"'Fake it before you make it' is an ignoble product of Silicon Valley," said Christopher Manning, director of the Artificial Intelligence Laboratory at Stanford University, commenting on some researchers at the university who plagiarized the achievements by institutions such as China's Tsinghua University.
斯坦福大学人工智能实验室主任克里斯托弗·曼宁在评论该校一些研究人员抄袭中国清华大学等机构的成果时表示:“‘作假,直至成功’,这是硅谷不光彩的文化。”
On May 29, a research team at Stanford University released a large model called Llama3-V, claiming it can achieve the same effects as large models such as GPT-4V with a pre-training cost of only US$500.
5月29日,斯坦福大学的一个研究小组发布了一种名为Llama3-V的大模型,声称只要500美元的预训练成本,就能用它获得比肩GPT-4V等大模型的效果。
The news was widely spread on social media and in the academic community of artificial intelligence.
随即这一消息在社交媒体和人工智能学术界疯传。
However, industry insiders soon suspected that the Standford team plagiarized the MiniCPM-Llama3-V 2.5 large model released by Tsinghua University and other Chinese institutions.
但很快,业内人士就怀疑斯坦福团队抄袭了清华大学等中国机构发布的MiniCPM-Llama3-V 2.5大模型。
Both Llama3-V and the MiniCPM-Llama3-V 2.5 large model are based on the open-source Llama3 large model.
Llama3-V和MiniCPM-Llama3-V 2.5大模型都是基于开源的Llama3大模型。
Still, the team in Tsinghua conducted unique training, including using the "Tsinghua Bamboo Slips," a collection of Chinese texts written on strips of bamboo which date back to the Warring States Period, to train the model to recognize ancient Chinese characters.
不过,清华大学的研究小组进行了独特的训练,包括利用“清华简”(这是一套写在竹片上的中国文字,可以追溯到战国时期),以训练模型识别古代汉字。
Tests show that the model released by the Stanford University team can also recognize the "Tsinghua Bamboo Slips."
测试显示,斯坦福大学团队发布的大模型居然也能识别“清华简”。
"We are quite sure that the Stanford team has plagiarized our big model research results," Liu Zhiyuan, a tenured associate professor of the Department of Computer Science at Tsinghua University, told Xinhua.
清华大学计算机系长聘副教授刘知远接受新华社采访时说道:“我们非常确定,斯坦福这个团队抄袭了我们的大模型研究成果。
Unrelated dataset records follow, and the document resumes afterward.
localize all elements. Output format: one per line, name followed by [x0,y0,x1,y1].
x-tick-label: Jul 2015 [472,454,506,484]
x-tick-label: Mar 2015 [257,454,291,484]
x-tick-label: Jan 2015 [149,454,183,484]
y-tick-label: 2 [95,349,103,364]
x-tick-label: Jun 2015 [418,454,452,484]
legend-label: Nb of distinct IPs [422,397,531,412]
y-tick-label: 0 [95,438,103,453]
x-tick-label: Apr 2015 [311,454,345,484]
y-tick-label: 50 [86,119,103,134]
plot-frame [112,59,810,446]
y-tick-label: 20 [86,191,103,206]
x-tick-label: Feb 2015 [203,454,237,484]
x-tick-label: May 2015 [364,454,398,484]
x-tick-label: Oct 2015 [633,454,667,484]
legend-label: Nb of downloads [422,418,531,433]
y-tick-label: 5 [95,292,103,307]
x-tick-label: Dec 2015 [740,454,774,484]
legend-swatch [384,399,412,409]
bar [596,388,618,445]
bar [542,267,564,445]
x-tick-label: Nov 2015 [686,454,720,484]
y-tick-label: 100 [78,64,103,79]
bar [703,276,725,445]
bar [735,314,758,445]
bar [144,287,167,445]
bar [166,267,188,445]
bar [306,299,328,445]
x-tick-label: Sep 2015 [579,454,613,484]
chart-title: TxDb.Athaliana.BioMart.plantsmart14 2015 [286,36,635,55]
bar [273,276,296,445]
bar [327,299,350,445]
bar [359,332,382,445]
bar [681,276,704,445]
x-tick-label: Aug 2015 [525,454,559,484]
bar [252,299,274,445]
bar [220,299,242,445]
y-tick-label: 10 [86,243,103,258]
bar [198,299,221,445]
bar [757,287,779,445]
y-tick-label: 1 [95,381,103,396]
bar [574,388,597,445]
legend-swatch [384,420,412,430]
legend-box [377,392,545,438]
”
"The data we scanned and annotated word by word from the 'Tsinghua Bamboo Slips' has never been made public, and Llama3-V has shown the same ability to identify the 'Tsinghua Bamboo Slips,' even the error examples are the same," said Liu, who is also a member of the Tsinghua big model team.
作为清华这个大模型团队成员的刘知远表示:“我们从‘清华简’逐字扫描并标注的数据集从未公开,而Llama3-V展现出了一模一样的识别‘清华简’的能力,甚至错误示例也相同。”
As doubt accumulated, the Stanford team deleted the database and promotion articles on the Internet, Liu said, adding "from the evidence and their reactions, the nature of plagiarism has been relatively confirmed."
刘知远称,在质疑声发酵后,斯坦福大学团队删除了网上发布的数据库和宣传文章,并表示“从证据和对方的反应来看,抄袭得性质已比较确定”。
Following Manning's criticism, two members of the Stanford team, Aksh Garg and Siddharth Sharma, formally apologized on social media.
在曼宁的批评之后,斯坦福大学团队的两名成员阿克什·加格和西达尔特·夏尔马在社交媒体上正式道歉。
"We've taken all references to Llama3-V down and we apologize once again for the inconvenience we may have caused," they said.
他们表示:“我们已经撤下了所有提及Llama3-V的内容,并再次为我们可能造成的不便表示歉意。”